Nessa perspectiva, quem vem de contextos mais “confortáveis” costuma ser mais seletivo, busca o chamado “propósito” e se recusa a aceitar regras que considera ultrapassadas. “Já os jovens das classes mais baixas enxergam o trabalho como uma chance real de ascensão” e, muitas vezes, uma necessidade urgente.
“Não dá pra esperar o mesmo comportamento de quem teve coaching de carreira na adolescência e de quem começou a trabalhar aos 14 anos para ajudar em casa”, lembra Chico Adelano, que completa: “Entender esse contexto é essencial para liderar com mais empatia e eficácia.”
Apesar das diferenças, todos trazem expectativas altas e pouca tolerância a ambientes autoritários. “Mas os repertórios emocionais, educacionais e culturais variam bastante – e isso precisa ser levado em conta pelas lideranças”.
O que os Gen Z têm a oferecer e como liderá-los
O grupo traz para o mercado uma conexão essencial e é melhor aceitar – seus integrantes já estão se consolidando como principais consumidores e, invariavelmente, serão a maioria das lideranças em um futuro bastante próximo.
Além de nativos digitais, são altamente adaptáveis e se ajustam facilmente a inovações repentinas. Essa capacidade lhes permite lidar com múltiplas informações e temáticas de forma ágil, o que os torna fundamentais para empresas que buscam se manter competitivas.
Nesse cenário, para liderar bem essa geração, é preciso “ir além do controle e da cobrança”, porque “ela valoriza líderes acessíveis, que inspiram pelo exemplo, compartilham aprendizados reais e dão espaço para autonomia”.

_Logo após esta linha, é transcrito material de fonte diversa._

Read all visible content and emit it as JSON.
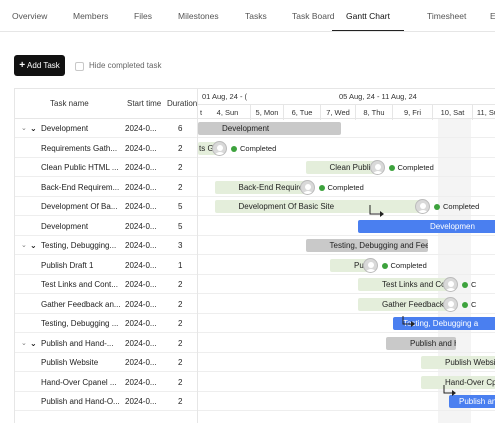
{
  "tabs": [
    {
      "label": "Overview",
      "active": false
    },
    {
      "label": "Members",
      "active": false
    },
    {
      "label": "Files",
      "active": false
    },
    {
      "label": "Milestones",
      "active": false
    },
    {
      "label": "Tasks",
      "active": false
    },
    {
      "label": "Task Board",
      "active": false
    },
    {
      "label": "Gantt Chart",
      "active": true
    },
    {
      "label": "Timesheet",
      "active": false
    },
    {
      "label": "E",
      "active": false
    }
  ],
  "toolbar": {
    "add_task_label": "Add Task",
    "hide_completed_label": "Hide completed task",
    "hide_completed_checked": false
  },
  "grid": {
    "columns": {
      "task_name": "Task name",
      "start_time": "Start time",
      "duration": "Duration"
    },
    "rows": [
      {
        "name": "Development",
        "start": "2024-0...",
        "duration": "6",
        "group": true
      },
      {
        "name": "Requirements Gath...",
        "start": "2024-0...",
        "duration": "2",
        "group": false
      },
      {
        "name": "Clean Public HTML ...",
        "start": "2024-0...",
        "duration": "2",
        "group": false
      },
      {
        "name": "Back-End Requirem...",
        "start": "2024-0...",
        "duration": "2",
        "group": false
      },
      {
        "name": "Development Of Ba...",
        "start": "2024-0...",
        "duration": "5",
        "group": false
      },
      {
        "name": "Development",
        "start": "2024-0...",
        "duration": "5",
        "group": false
      },
      {
        "name": "Testing, Debugging...",
        "start": "2024-0...",
        "duration": "3",
        "group": true
      },
      {
        "name": "Publish Draft 1",
        "start": "2024-0...",
        "duration": "1",
        "group": false
      },
      {
        "name": "Test Links and Cont...",
        "start": "2024-0...",
        "duration": "2",
        "group": false
      },
      {
        "name": "Gather Feedback an...",
        "start": "2024-0...",
        "duration": "2",
        "group": false
      },
      {
        "name": "Testing, Debugging ...",
        "start": "2024-0...",
        "duration": "2",
        "group": false
      },
      {
        "name": "Publish and Hand-...",
        "start": "2024-0...",
        "duration": "2",
        "group": true
      },
      {
        "name": "Publish Website",
        "start": "2024-0...",
        "duration": "2",
        "group": false
      },
      {
        "name": "Hand-Over Cpanel ...",
        "start": "2024-0...",
        "duration": "2",
        "group": false
      },
      {
        "name": "Publish and Hand-O...",
        "start": "2024-0...",
        "duration": "2",
        "group": false
      }
    ]
  },
  "timeline": {
    "weeks": [
      "01 Aug, 24 - (",
      "05 Aug, 24 - 11 Aug, 24"
    ],
    "days": [
      "t",
      "4, Sun",
      "5, Mon",
      "6, Tue",
      "7, Wed",
      "8, Thu",
      "9, Fri",
      "10, Sat",
      "11, Su"
    ],
    "bars": [
      {
        "row": 0,
        "style": "summary",
        "label": "Development",
        "start_day": 0,
        "end_day": 4.5
      },
      {
        "row": 1,
        "style": "done",
        "label": "ts Gather",
        "start_day": 0,
        "end_day": 1.0,
        "status": "Completed"
      },
      {
        "row": 2,
        "style": "done",
        "label": "Clean Public HTML Fi",
        "start_day": 3.5,
        "end_day": 5.5,
        "status": "Completed"
      },
      {
        "row": 3,
        "style": "done",
        "label": "Back-End Requireme",
        "start_day": 0.9,
        "end_day": 3.5,
        "status": "Completed"
      },
      {
        "row": 4,
        "style": "done",
        "label": "Development Of Basic Site",
        "start_day": 0.9,
        "end_day": 6.8,
        "status": "Completed"
      },
      {
        "row": 5,
        "style": "blue",
        "label": "Developmen",
        "start_day": 5.0,
        "end_day": 9.2
      },
      {
        "row": 6,
        "style": "summary",
        "label": "Testing, Debugging and Feedba",
        "start_day": 3.5,
        "end_day": 7.0
      },
      {
        "row": 7,
        "style": "done",
        "label": "Publish Dra",
        "start_day": 4.2,
        "end_day": 5.3,
        "status": "Completed"
      },
      {
        "row": 8,
        "style": "done",
        "label": "Test Links and Conta",
        "start_day": 5.0,
        "end_day": 7.6,
        "status": "C"
      },
      {
        "row": 9,
        "style": "done",
        "label": "Gather Feedback and",
        "start_day": 5.0,
        "end_day": 7.6,
        "status": "C"
      },
      {
        "row": 10,
        "style": "blue",
        "label": "Testing, Debugging a",
        "start_day": 6.0,
        "end_day": 9.2
      },
      {
        "row": 11,
        "style": "summary",
        "label": "Publish and Hand-Ov",
        "start_day": 5.8,
        "end_day": 7.8
      },
      {
        "row": 12,
        "style": "done",
        "label": "Publish Website",
        "start_day": 6.8,
        "end_day": 9.2
      },
      {
        "row": 13,
        "style": "done",
        "label": "Hand-Over Cpanel An",
        "start_day": 6.8,
        "end_day": 9.2
      },
      {
        "row": 14,
        "style": "blue",
        "label": "Publish and",
        "start_day": 7.6,
        "end_day": 9.2
      }
    ]
  }
}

Como diz Chico Adelano, “conciliar as gerações é possível quando você entende que um funcionário não é só um executor, mas tem outros papéis, necessidades e expectativas na vida que o trouxe até ali”.
O gestor alerta que gerenciar esse time exige reconhecer sua individualidade. “Feedbacks claros e constantes, envolvimento nas decisões e um ambiente onde o trabalho tenha significado são fundamentais. Eles querem entender o ‘porquê’ das coisas, não apenas o ‘como’. Negam hierarquias rígidas e esperam relações mais horizontais, pautadas em confiança e troca.”

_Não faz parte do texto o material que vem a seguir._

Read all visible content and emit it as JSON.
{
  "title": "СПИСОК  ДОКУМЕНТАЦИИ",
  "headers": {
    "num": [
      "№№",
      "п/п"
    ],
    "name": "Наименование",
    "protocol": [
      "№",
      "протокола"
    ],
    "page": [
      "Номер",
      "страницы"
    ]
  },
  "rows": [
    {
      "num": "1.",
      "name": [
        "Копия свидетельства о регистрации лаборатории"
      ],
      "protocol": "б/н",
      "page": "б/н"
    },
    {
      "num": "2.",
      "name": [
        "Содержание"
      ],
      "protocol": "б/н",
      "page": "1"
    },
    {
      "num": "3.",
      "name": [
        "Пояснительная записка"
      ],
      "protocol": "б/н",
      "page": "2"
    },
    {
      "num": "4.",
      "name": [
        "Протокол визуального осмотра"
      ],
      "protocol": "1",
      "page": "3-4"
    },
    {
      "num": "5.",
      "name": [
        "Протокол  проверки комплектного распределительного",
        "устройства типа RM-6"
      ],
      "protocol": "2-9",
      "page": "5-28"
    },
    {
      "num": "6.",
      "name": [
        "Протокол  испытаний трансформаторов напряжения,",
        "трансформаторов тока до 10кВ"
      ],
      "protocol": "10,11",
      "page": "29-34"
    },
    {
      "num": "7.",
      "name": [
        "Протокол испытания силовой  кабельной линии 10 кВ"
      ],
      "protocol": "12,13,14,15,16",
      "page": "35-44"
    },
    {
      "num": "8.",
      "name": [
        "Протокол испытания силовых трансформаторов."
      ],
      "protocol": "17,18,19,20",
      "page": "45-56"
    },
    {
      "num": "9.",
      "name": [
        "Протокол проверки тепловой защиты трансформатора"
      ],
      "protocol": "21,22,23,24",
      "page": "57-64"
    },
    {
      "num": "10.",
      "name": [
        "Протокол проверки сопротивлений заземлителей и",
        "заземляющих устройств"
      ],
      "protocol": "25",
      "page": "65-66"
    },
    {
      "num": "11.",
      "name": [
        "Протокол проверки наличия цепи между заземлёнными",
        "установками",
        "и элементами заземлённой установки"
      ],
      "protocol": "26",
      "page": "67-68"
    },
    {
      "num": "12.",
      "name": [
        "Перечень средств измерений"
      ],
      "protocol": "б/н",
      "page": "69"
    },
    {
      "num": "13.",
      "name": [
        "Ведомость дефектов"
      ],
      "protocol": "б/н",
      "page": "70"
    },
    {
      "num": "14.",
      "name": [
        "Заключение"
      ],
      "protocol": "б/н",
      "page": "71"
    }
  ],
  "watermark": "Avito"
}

Além disso, liderar bem o grupo envolve criar experiências de trabalho mais humanas. “É fazer o trabalho valer a pena, ser inspirador, energizante e motivo de orgulho”, resume. Isso significa ir além dos benefícios tradicionais e olhar para o colaborador com mais empatia – como alguém que também busca realização, bem-estar e impacto positivo no mundo.
Chico considera que as empresas que já adotam uma cultura centrada nas pessoas saem na frente. “Se fazemos isso com os clientes para vender mais, por que não fazer com quem está dentro, fazendo tudo acontecer?”, provoca.